Foto 1Allein stehend sind die beiden Zitate schlau und spiegeln ein reales Phänomen. Solche Sätze verführen sicher deshalb auch einige dazu, diesen Roman als Satire des aktuellen Literaturbetriebs zu lesen. Da kann ich nur einstimmen, wenn es die Doppelbödigkeit meint. Denn die Satire erkenne ich hier weit weniger in den Klischees von einfallslosen Autoren, sondern weit mehr in der hier verbreiteten Naivität, dass herausragende Literatur auf einer einzigartigen Idee und entsprechendem Plot fuße. Dieser Gedanke ist so albern wie die häufige Laienreaktion auf moderne Kunst: das hätte ich auch gekonnt. Die Kunst beginnt dort, wo der Held Petter aufhört: bei der ebenso originären wie mühsamen Arbeit, aus einer schnellen Skizze ein beachtliches Werk zu schaffen.

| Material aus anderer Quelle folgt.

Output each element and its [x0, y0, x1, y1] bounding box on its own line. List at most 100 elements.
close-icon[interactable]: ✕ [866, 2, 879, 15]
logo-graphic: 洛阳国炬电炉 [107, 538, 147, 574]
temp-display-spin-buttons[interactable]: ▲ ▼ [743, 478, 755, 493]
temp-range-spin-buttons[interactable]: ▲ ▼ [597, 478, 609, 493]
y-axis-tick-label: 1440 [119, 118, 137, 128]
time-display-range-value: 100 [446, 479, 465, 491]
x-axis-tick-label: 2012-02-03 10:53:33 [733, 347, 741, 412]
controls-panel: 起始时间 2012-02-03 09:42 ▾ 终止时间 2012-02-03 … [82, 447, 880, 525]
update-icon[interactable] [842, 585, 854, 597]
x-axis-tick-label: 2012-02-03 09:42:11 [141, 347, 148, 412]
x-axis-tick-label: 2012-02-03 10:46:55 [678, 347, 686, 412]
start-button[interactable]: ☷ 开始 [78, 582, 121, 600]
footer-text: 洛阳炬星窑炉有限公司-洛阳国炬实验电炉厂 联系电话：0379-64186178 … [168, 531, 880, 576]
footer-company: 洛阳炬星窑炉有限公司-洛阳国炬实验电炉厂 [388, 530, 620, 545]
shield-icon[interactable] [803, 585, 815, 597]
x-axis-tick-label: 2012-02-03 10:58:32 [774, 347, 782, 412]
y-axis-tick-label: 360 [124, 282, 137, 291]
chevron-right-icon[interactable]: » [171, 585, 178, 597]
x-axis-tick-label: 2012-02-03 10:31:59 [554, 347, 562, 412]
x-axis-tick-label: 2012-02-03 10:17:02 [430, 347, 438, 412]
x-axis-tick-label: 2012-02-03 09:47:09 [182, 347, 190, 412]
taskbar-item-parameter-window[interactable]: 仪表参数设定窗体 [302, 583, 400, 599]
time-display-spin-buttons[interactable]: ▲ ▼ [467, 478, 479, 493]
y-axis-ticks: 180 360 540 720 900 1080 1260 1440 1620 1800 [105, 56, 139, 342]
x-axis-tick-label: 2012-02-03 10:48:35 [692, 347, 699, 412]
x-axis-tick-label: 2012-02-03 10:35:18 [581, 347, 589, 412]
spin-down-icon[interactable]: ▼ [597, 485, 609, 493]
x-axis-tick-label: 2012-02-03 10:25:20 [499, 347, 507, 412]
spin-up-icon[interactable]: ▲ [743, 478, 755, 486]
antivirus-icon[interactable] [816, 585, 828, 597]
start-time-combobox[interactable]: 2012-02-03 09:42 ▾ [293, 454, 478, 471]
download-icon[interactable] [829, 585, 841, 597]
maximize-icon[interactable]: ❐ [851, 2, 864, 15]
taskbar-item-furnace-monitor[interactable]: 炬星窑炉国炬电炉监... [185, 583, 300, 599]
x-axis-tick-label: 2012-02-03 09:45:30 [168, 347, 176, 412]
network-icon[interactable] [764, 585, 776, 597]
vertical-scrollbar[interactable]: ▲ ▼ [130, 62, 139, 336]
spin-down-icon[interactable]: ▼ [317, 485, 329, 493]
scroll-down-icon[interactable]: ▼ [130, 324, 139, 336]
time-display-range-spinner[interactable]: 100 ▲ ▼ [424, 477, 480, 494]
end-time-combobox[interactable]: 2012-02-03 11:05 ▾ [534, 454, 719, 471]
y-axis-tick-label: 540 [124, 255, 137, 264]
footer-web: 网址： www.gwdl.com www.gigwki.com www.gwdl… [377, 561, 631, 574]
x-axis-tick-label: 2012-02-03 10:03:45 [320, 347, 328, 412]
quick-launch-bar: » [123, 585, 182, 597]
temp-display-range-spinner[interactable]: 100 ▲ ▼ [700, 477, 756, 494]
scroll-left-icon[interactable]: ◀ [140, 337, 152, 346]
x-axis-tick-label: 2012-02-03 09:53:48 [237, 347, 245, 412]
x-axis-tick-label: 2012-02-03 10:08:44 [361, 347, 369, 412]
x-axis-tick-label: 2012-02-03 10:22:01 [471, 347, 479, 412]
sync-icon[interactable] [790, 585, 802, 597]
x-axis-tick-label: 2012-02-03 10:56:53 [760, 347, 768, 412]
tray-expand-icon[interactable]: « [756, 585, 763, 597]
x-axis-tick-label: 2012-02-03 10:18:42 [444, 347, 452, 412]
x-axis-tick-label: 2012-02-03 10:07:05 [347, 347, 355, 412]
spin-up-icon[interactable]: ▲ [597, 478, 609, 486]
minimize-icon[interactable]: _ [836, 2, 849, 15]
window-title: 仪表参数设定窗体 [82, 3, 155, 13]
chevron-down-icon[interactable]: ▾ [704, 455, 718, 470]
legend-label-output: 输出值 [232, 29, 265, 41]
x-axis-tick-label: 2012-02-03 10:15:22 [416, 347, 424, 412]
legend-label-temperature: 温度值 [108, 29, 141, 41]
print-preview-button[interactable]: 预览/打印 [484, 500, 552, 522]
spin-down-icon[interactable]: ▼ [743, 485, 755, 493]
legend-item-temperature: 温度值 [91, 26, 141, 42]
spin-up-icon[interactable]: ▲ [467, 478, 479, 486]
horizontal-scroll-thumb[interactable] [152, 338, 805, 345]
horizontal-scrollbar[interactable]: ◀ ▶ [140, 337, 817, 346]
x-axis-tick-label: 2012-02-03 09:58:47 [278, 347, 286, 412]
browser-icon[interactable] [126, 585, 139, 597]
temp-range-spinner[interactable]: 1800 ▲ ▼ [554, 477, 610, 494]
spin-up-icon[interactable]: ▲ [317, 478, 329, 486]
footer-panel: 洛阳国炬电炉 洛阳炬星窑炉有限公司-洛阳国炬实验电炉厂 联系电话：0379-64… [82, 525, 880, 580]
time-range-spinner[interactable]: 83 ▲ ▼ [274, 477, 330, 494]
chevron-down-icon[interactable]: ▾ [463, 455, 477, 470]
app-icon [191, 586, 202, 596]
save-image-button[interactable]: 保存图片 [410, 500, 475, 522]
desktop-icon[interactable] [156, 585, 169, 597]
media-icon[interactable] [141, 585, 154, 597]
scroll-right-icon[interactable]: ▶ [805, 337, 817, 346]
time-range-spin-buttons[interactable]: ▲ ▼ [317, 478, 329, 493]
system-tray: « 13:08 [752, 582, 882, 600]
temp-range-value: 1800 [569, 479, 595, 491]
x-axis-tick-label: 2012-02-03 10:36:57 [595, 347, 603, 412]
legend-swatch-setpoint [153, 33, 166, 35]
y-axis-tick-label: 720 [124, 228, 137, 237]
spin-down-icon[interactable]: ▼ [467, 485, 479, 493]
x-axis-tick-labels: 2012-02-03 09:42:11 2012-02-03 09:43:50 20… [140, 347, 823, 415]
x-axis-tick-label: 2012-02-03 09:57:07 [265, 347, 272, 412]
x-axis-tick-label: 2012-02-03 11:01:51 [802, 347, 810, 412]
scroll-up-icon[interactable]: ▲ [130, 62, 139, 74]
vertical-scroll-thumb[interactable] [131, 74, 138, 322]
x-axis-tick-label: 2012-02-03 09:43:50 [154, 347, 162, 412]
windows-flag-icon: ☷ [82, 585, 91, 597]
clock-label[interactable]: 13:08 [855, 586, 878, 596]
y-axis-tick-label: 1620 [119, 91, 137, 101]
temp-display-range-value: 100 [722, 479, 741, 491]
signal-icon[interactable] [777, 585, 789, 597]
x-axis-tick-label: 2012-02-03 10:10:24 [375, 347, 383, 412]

Im Roman ist die sehr junge Vaterschaft Petters eine sehr deutliche Metapher für seine bequeme und sich völlig selbstüberschätzende Vorstellung seines Beitrags zu den literarischen Werken, die auf seinen Ideen beruhen. Er befruchtet auf ausdrücklichem Wunsch seine 10 Jahre ältere Freundin Maria, wohl wissend, dass er auf die Entwicklung des Kindes nie Einfluss haben wird. Auf die Werke, die sich aus Petters „befruchtenden“ Ideen entwickeln, erhebt er jedoch den albernen Anspruch wie ein Erzeuger, der sein Kind erst im erwachsenen Alter kennenlernt und sich dann als stolzer Vater geriert.

Ich empfinde diesen Roman als literarischen Streich eines sehr cleveren Autors, der sich ab und an ins Fäustchen lachte als er Kritiken lesen durfte, die sich begeistert über seine gelungene Profanisierung des Literaturbetriebes freuten. Denn er selbst weiß sehr gut, dass Meisterwerke der Literatur nicht entstehen, weil dem Autor mal eine tolle Idee zugeflogen ist. Den deutlichsten Hinweis erbringt Jostein Gaarder in der doch ansonsten recht unverfrorenen Adaption des Plots von Max Frischs „Homo Faber“. Und für diesen von mir unterstellten „Geniestreich“ muss ich ihn loben. Doch ich mag mich irren.

Der Vater der Blogosphäre: Michael de Montaigne.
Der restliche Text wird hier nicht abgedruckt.